Second, in King v. Berghuis, No. 12-1486, Judge Keith issued a dissenting opinion which (unlike the majority) reached the issue of whether an evidentiary hearing was appropriate to resolve the petitioner's claim. Judge Keith strongly endorsed the view espoused by Justice Breyer, finding that a federal evidentiary hearing was both appropriate and necessary in order to resolve "[l]egitimate issues" of fact. He explained, "While I am satisfied that the record is sufficient to make an assessment as to whether the state court judge unreasonably applied [federal law], I am not satisfied that it is sufficient to reach a conclusion with respect to the merits of King's due process claim."

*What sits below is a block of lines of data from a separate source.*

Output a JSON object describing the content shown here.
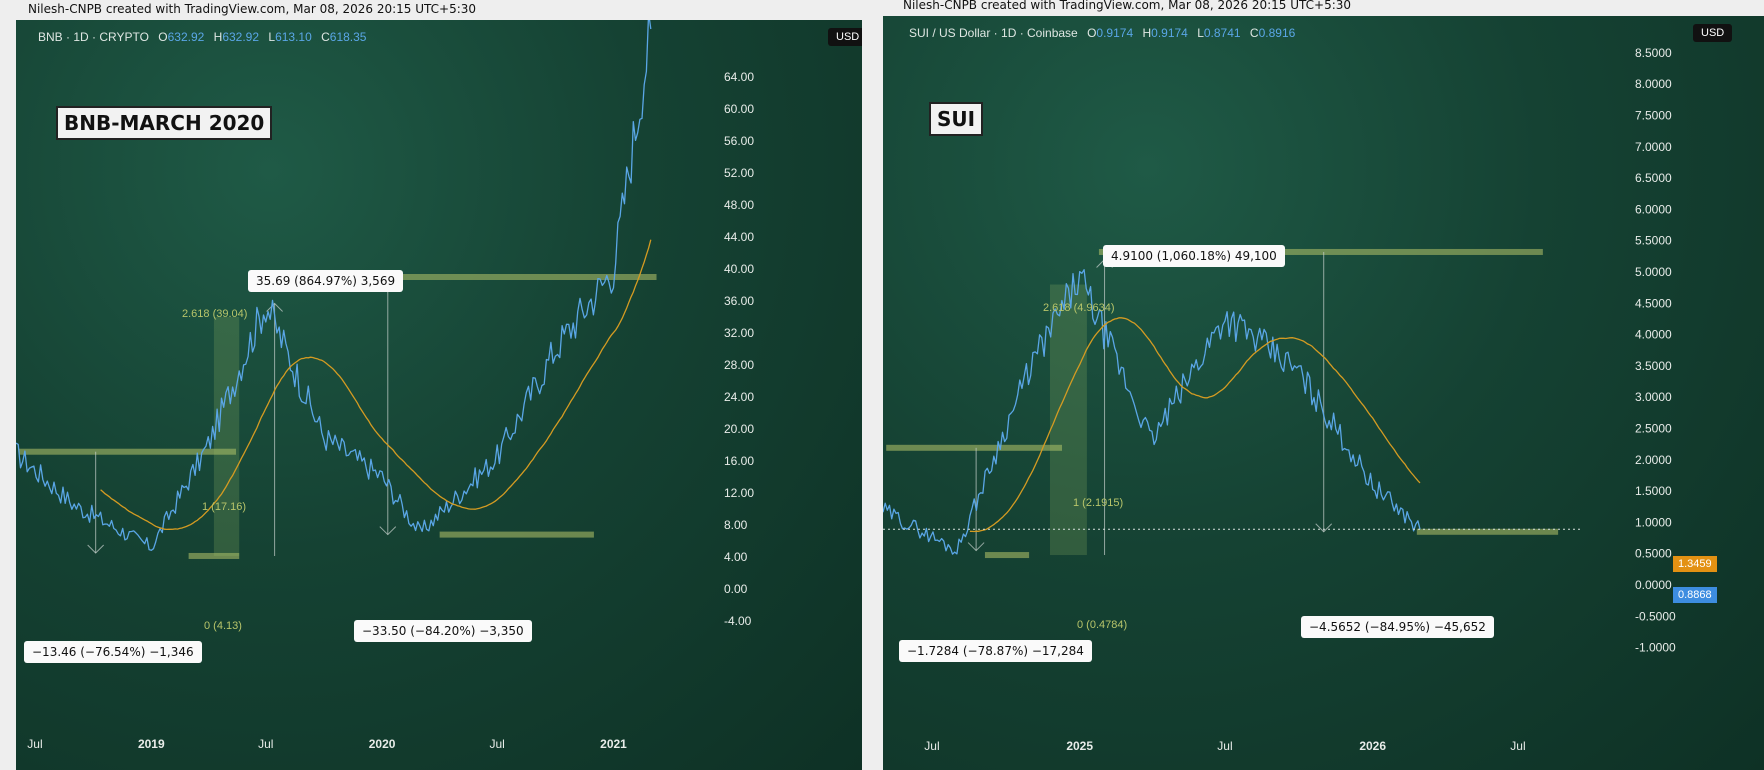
{
  "credits": {
    "left": "Nilesh-CNPB created with TradingView.com, Mar 08, 2026 20:15 UTC+5:30",
    "right": "Nilesh-CNPB created with TradingView.com, Mar 08, 2026 20:15 UTC+5:30"
  },
  "colors": {
    "price": "#5aa6e6",
    "ma": "#d49b22",
    "fib": "#b7c46a",
    "orange_tag": "#e39113",
    "blue_tag": "#3d8de0"
  },
  "left": {
    "symbol": "BNB · 1D · CRYPTO",
    "ohlc": [
      {
        "k": "O",
        "v": "632.92"
      },
      {
        "k": "H",
        "v": "632.92"
      },
      {
        "k": "L",
        "v": "613.10"
      },
      {
        "k": "C",
        "v": "618.35"
      }
    ],
    "currency": "USD",
    "title": "BNB-MARCH 2020",
    "labels": {
      "top": "35.69 (864.97%) 3,569",
      "low": "−13.46 (−76.54%) −1,346",
      "mid": "−33.50 (−84.20%) −3,350"
    },
    "fib": {
      "f2618": "2.618 (39.04)",
      "f1": "1 (17.16)",
      "f0": "0 (4.13)"
    }
  },
  "right": {
    "symbol": "SUI / US Dollar · 1D · Coinbase",
    "ohlc": [
      {
        "k": "O",
        "v": "0.9174"
      },
      {
        "k": "H",
        "v": "0.9174"
      },
      {
        "k": "L",
        "v": "0.8741"
      },
      {
        "k": "C",
        "v": "0.8916"
      }
    ],
    "currency": "USD",
    "title": "SUI",
    "labels": {
      "top": "4.9100 (1,060.18%) 49,100",
      "low": "−1.7284 (−78.87%) −17,284",
      "mid": "−4.5652 (−84.95%) −45,652"
    },
    "fib": {
      "f2618": "2.618 (4.9634)",
      "f1": "1 (2.1915)",
      "f0": "0 (0.4784)"
    },
    "tags": {
      "ma": "1.3459",
      "price": "0.8868"
    }
  },
  "chart_data": [
    {
      "type": "line",
      "title": "BNB-MARCH 2020",
      "x": [
        "2018-06",
        "2018-09",
        "2019-01",
        "2019-04",
        "2019-07",
        "2019-10",
        "2020-01",
        "2020-03",
        "2020-07",
        "2020-10",
        "2021-01",
        "2021-03"
      ],
      "series": [
        {
          "values": [
            17.0,
            10.5,
            5.2,
            18.0,
            35.69,
            19.0,
            14.0,
            7.0,
            16.5,
            30.0,
            40.0,
            70.0
          ]
        }
      ],
      "x_tick_labels": [
        "Jul",
        "2019",
        "Jul",
        "2020",
        "Jul",
        "2021"
      ],
      "y_tick_labels": [
        "64.00",
        "60.00",
        "56.00",
        "52.00",
        "48.00",
        "44.00",
        "40.00",
        "36.00",
        "32.00",
        "28.00",
        "24.00",
        "20.00",
        "16.00",
        "12.00",
        "8.00",
        "4.00",
        "0.00",
        "-4.00"
      ],
      "ylim": [
        -4,
        68
      ]
    },
    {
      "type": "line",
      "title": "SUI",
      "x": [
        "2024-05",
        "2024-08",
        "2024-11",
        "2025-01",
        "2025-04",
        "2025-07",
        "2025-10",
        "2026-01",
        "2026-03"
      ],
      "series": [
        {
          "values": [
            1.2,
            0.55,
            3.5,
            4.91,
            2.3,
            4.3,
            3.4,
            1.6,
            0.89
          ]
        }
      ],
      "x_tick_labels": [
        "Jul",
        "2025",
        "Jul",
        "2026",
        "Jul"
      ],
      "y_tick_labels": [
        "8.5000",
        "8.0000",
        "7.5000",
        "7.0000",
        "6.5000",
        "6.0000",
        "5.5000",
        "5.0000",
        "4.5000",
        "4.0000",
        "3.5000",
        "3.0000",
        "2.5000",
        "2.0000",
        "1.5000",
        "1.0000",
        "0.5000",
        "0.0000",
        "-0.5000",
        "-1.0000"
      ],
      "ylim": [
        -1,
        8.5
      ]
    }
  ]
}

While no Sixth Circuit case has yet said definitively whether Ballinger's dicta is the law in this Circuit, there appears to be a growing recognition that federal evidentiary hearings will remain an important component of the adjudication of habeas corpus cases -- particularly those in which the state courts have reached the merits of a claim without allowing for necessary factual development.
United States v. Duval, Nos. 12-2338/2339 (6th Cir. Feb. 7, 2014) (for publication).

Med MJ issues.

Panel of Judges Cole, Gilman, Donald. 

Issues:
* Was compliance with Mich Med MJ Act (MMMA) relevant to search-warrant application?  COA said no.
* Did the indictment allege a federal crime even though one of the defendants was a registered "caregiver" under the MMMA and qualified for the "practitioner exception" under 21 U.S.C. 802(21)?  COA said yes.
* COA affirmed district court.

Discussion:
* Defendants said search warrant invalid b/c deputy omitted defendants' status as registered patients and caregivers under Mich law.  Gov said issue waived b/c not raised in dist ct.  COA rejected gov's contention---defense counsel probed issue sufficiently in dist ct, though not quite explicitly. 
* Deputy did not have "clear and uncontroverted evidence" that defendants were complying fully with MMMA at time of search-warrant application.  Actually seemed like the defendants were not complying, given what officer knew.  The deputy did not know another officer had advised the defendants earlier about complying with the MMMA.  So failing to include that info in warrant application could not be deliberate.  Info not imputed here.  No evidence the officers communicated.
* Application for warrant was to state magistrate, rather than the federal magistrate judge, despite fact deputy was detailed to a federal agency.  But deputy's position gave him flexibility to choose whether investigation would go state or federal.   
* No error in failing to suppress evidence. 
* Defendants waived and forfeited chance to challenge sufficiency of indictment.  Issue raised first time on appeal.  Won't fly unless the alleged defect is jurisdictional.  No jurisdictional defect here.  COA cited United States v. Marcinkewciz, No. 12-2441 (6th Cir. Oct. 29, 2013).